Any crafty plans were undone in the first two minutes though, as a surging 2s’ attack resulted in the ball popping up in front of George who tried an unconventional headed save. Unfortunately it only went as far as Jack who batted it back towards goal. Oven claimed he added a touch – just to make sure – a good two or three inches before it crossed the line.
Despite the early setback the 3s steadied the ship and the remainder of the half remained scoreless. As was to be expected, the higher team had the preponderance of possession but the 3s, in the second away strip of green and yellow, battled hard and had several quick breaks down the flanks from Peter and Ed supported by Joe, Dan and Jonny. In the 2s’ goal, MSG was repeatedly forced into action to keep their lead intact while Coops received a warning from the umpire after being turned on the touchline by Peter and catching him from behind as the youngster surged away.
We were still in the game as the second period got underway. Gradually though the 2s began to turn up the pressure and the defence, with Neil and Adam flanked by Sev and Pash, were being forced deeper and into more desperate clearances. From one sixteen hit, Neil got caught dawdling looking for an outlet ball and was robbed by Oven, whose improvised shot flashed just wide of the post. A second goal looked on the cards but when it came it was from a set piece rather than open play, Jack getting in front of George at a short corner to deflect a ball low past the 3s’ keeper and inside the right post.
The result secured, as the game entered its final minutes the 2s were looking to add a gloss to the scoreline while the 3s wanted to maintain respectability in defeat.

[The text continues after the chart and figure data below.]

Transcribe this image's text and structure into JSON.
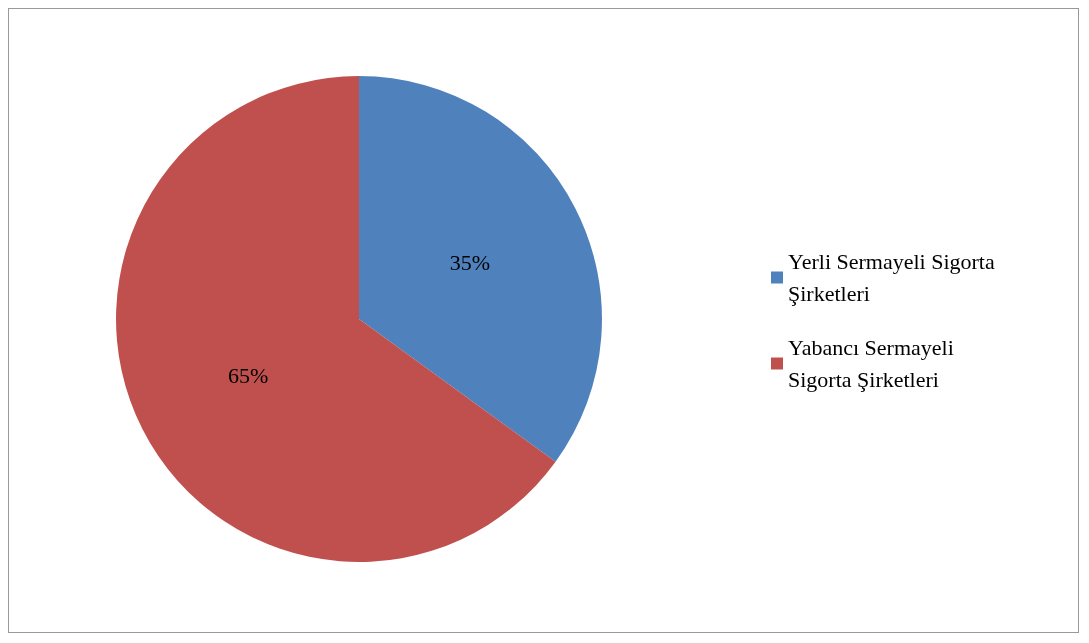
{
  "chart_data": {
    "type": "pie",
    "categories": [
      "Yerli Sermayeli Sigorta Şirketleri",
      "Yabancı Sermayeli Sigorta Şirketleri"
    ],
    "values": [
      35,
      65
    ],
    "colors": [
      "#4f81bd",
      "#c0504d"
    ],
    "value_labels": [
      "35%",
      "65%"
    ],
    "legend": "right"
  }
}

In this context came the most noteworthy incident of the match. A ball into the 3s’ D turned the defence and was collected by Oven, outside the right post close to the backline. As he shaped to shoot, suddenly he found himself lifted bodily into the air. What had happened? Was it an earthquake? A tornado? A freak tsunami making its way up the valley of the Cam from far-distant King’s Lynn? A moment later and the turncoat forward was sacked to the ground like a rag doll as Neil barrelled through him from behind, full bore. As a tackle it was full-blooded, uncompromising, 100% committed and absolutely, totally illegal. Think Roy Keane and Alf-Inge Håland. The striker was left rolling on the floor in outraged agony, his muscles spasming from Neil’s shock and awe attack, while the defender offered a sheepish apology and muttered something unconvincing about going for the ball. Fortunately, with the game all but over the umpire took an indulgent view and contented himself with awarding a short, which slipped away to end the match.
Defeat leaves the 3s treading water in mid-table; victory leaves the 2s firmly in the chase for promotion. Overall a satisfactory outcome all round then, except maybe for Oven.

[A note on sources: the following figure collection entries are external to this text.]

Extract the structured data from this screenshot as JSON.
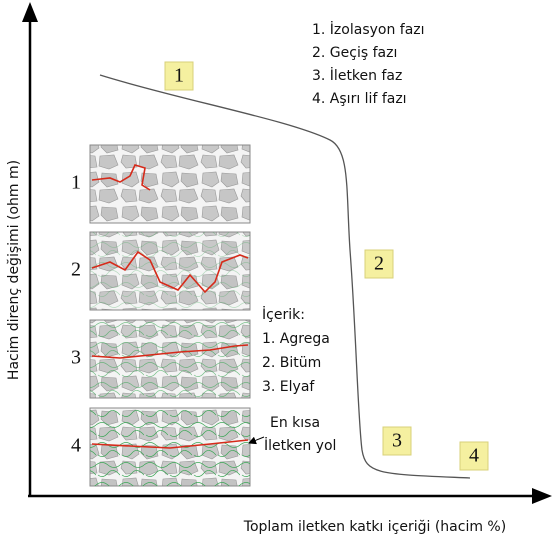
{
  "axes": {
    "y_label": "Hacim direnç değişimi (ohm m)",
    "x_label": "Toplam iletken katkı içeriği (hacim %)"
  },
  "phase_markers": [
    "1",
    "2",
    "3",
    "4"
  ],
  "phase_legend": [
    "1. İzolasyon fazı",
    "2. Geçiş fazı",
    "3. İletken faz",
    "4. Aşırı lif fazı"
  ],
  "panel_labels": [
    "1",
    "2",
    "3",
    "4"
  ],
  "content": {
    "title": "İçerik:",
    "items": [
      "1. Agrega",
      "2. Bitüm",
      "3. Elyaf"
    ]
  },
  "annotation": [
    "En kısa",
    "İletken yol"
  ]
}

IMPORTANT FOOTNOTE FROM ED: Those Cambridge South ultras amongst you will recall my heroic self sacrifice a few games ago. Despite still having one ankle the size of Saturn I felt obliged to turn out for the 3rd team, especially for the chance to stick tackle Coops. However, in order to fully reach my potential and not fall in a crippled heap in the warm-up I required a strong mix of stimulus and depressant alike. Luckily some old contacts from the job finally came in handy. A few pills here, a few pills there and I was running free, bounding in the clouds, dancing through the opposition (no wonder they can't make it into the 1s). It was a glorious sight, "Lucy in the Sky With Diamonds" the soundtrack to my success playing through my head.

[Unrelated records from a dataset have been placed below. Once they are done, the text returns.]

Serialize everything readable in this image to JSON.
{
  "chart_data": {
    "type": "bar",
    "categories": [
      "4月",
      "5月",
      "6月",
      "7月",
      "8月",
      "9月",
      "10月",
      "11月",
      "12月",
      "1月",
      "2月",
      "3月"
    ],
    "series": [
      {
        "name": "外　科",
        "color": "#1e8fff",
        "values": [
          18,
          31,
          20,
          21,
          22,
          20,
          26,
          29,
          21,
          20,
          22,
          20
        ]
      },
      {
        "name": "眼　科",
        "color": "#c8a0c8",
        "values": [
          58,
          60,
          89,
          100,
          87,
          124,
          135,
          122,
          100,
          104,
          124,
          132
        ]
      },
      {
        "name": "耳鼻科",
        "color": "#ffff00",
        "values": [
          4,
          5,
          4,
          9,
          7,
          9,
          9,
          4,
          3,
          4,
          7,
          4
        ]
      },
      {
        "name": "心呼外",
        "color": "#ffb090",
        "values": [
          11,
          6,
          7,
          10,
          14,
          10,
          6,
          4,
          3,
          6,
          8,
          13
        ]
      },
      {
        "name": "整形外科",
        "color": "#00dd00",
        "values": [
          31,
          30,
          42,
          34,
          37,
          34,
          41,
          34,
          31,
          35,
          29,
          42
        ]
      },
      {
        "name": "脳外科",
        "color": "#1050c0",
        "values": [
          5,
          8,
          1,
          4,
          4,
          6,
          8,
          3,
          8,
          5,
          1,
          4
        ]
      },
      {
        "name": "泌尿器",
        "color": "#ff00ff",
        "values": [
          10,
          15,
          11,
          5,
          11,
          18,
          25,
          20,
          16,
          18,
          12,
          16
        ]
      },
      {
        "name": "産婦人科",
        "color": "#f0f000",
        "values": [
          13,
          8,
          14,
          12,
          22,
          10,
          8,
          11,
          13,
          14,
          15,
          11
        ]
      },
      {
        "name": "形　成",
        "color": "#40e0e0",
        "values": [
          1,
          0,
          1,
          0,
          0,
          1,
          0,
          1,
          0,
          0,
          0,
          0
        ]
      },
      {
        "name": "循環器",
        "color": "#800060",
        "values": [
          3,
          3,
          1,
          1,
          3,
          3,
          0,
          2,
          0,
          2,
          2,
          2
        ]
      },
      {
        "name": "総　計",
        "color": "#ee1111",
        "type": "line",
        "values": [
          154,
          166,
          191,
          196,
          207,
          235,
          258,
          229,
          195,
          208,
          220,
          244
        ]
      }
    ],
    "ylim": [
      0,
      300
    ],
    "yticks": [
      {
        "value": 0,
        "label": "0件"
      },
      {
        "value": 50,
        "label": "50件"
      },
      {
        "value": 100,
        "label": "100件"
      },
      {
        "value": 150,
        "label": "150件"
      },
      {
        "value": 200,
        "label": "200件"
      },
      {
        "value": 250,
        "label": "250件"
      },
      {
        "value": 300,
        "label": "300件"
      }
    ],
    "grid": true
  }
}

Apart from that my memory of the game is fairly ropey. I'm pretty sure I scored a few and Cambridge News enquired about the rights to my story but others claim all I did was crash my car and eat a lot of pizza.
Judging by the state of my car maybe they are right. Moral of the story, kids: don't do drugs… Unless you're out with George in the pub; in that case, take all that you can get.
Neil Sneade
Absolutely DEVASTATED the turncoat Owen with a tackle that would have flattened Jonah Lomu.
Ed Boggis
A marauding threat down the wing, repeatedly cutting into the D to keep MSG on his toes.
Neil Sneade
That tackle. Rumour is he will be playing his next game at blindside flanker.
Ed Boggis
Demonstrated that his police advanced driving skills course didn't include parking.